Her voice hitched, but she bore down, let the rest spew out. "So yeah, you took a hard and nasty slap, and it sent you reeling. But what did you fall into? Right into gold. What else is new?"

He didn't stop her when she strode from the room. Didn't go after her when she charged up the steps.

At that moment, he couldn't think of a single reason why he should.

5

THE GYM SEEMED THE OBVIOUS PLACE FOR HIM to work off steam, and he had plenty of it. His shoulder was still weak from wounds he'd incurred a few weeks before, helping his infuriating wife on the job.

It was all right, apparently, for him to risk his bloody life, but not— according to the Book of Eve—to get rid of a f**king blackmailer.

Bollocks to that, he thought. He wasn't going to stew about it.

It was time, he decided, to punish his body back into shape.

He went for weights rather than one of the holomachines, and programmed a brutal session of reps and sets.

Her solution, he knew, had she headed downstairs rather than up, would have been to activate one of the sparring droids. Then beat the bleeding hell out of it.

To each his own.

Knowing her, she'd be pacing her office, kicking whatever was handy, and cursing his name. She'd have to get over it. Never in his life, he thought as he pumped his way through bench presses, had he known such a rational woman who could flip so quickly and so stupidly into irrational behavior.

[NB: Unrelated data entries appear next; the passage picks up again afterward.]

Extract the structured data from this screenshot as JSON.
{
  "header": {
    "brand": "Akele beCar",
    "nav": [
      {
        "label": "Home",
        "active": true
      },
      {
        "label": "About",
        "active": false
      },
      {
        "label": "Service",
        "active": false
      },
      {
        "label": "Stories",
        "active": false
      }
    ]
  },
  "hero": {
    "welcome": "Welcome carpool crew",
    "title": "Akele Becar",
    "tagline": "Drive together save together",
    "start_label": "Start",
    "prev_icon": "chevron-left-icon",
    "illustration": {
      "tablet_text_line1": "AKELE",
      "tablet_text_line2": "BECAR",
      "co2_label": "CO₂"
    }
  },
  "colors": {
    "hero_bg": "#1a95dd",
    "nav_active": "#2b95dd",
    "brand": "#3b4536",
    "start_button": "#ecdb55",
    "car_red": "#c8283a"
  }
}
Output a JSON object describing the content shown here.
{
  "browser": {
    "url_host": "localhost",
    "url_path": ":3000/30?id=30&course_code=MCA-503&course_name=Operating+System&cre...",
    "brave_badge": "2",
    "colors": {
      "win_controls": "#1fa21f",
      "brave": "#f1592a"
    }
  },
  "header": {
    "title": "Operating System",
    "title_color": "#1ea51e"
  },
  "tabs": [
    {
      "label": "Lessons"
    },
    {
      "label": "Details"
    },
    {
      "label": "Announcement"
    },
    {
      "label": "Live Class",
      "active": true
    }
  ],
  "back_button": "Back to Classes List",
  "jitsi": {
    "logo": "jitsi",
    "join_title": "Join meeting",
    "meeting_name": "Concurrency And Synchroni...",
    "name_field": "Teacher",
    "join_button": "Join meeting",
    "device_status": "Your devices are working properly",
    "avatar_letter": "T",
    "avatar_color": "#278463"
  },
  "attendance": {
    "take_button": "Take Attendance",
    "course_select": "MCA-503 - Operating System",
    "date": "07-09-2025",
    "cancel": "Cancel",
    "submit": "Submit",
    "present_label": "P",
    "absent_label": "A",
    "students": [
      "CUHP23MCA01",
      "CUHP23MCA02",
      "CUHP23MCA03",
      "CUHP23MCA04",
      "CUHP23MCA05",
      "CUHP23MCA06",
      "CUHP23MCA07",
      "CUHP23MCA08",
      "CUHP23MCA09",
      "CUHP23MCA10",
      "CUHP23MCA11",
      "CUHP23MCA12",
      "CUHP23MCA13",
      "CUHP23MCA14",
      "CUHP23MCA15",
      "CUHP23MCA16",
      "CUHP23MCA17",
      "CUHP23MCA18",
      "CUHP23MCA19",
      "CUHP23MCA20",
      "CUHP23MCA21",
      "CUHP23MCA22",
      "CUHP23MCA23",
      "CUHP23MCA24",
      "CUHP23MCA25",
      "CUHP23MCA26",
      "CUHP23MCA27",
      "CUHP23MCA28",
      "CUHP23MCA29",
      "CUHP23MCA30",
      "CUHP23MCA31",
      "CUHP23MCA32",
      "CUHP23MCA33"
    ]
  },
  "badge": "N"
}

What the bloody, buggering hell had she expected him to do? Give her a shout and ask her to pinch that ridiculous Texas fly off his neck for him?

Well, she'd married the wrong man for that, hadn't she? Too bad for her.

She didn't want to be protected when she damn well needed protection, didn't want to be looked after when she was blind with grief and stress? That was too f**king bad for her as well, wasn't it?

He ripped through the session, taking dark satisfaction in the burn of his muscles, the ache of the healing wounds, and the drip of his own sweat.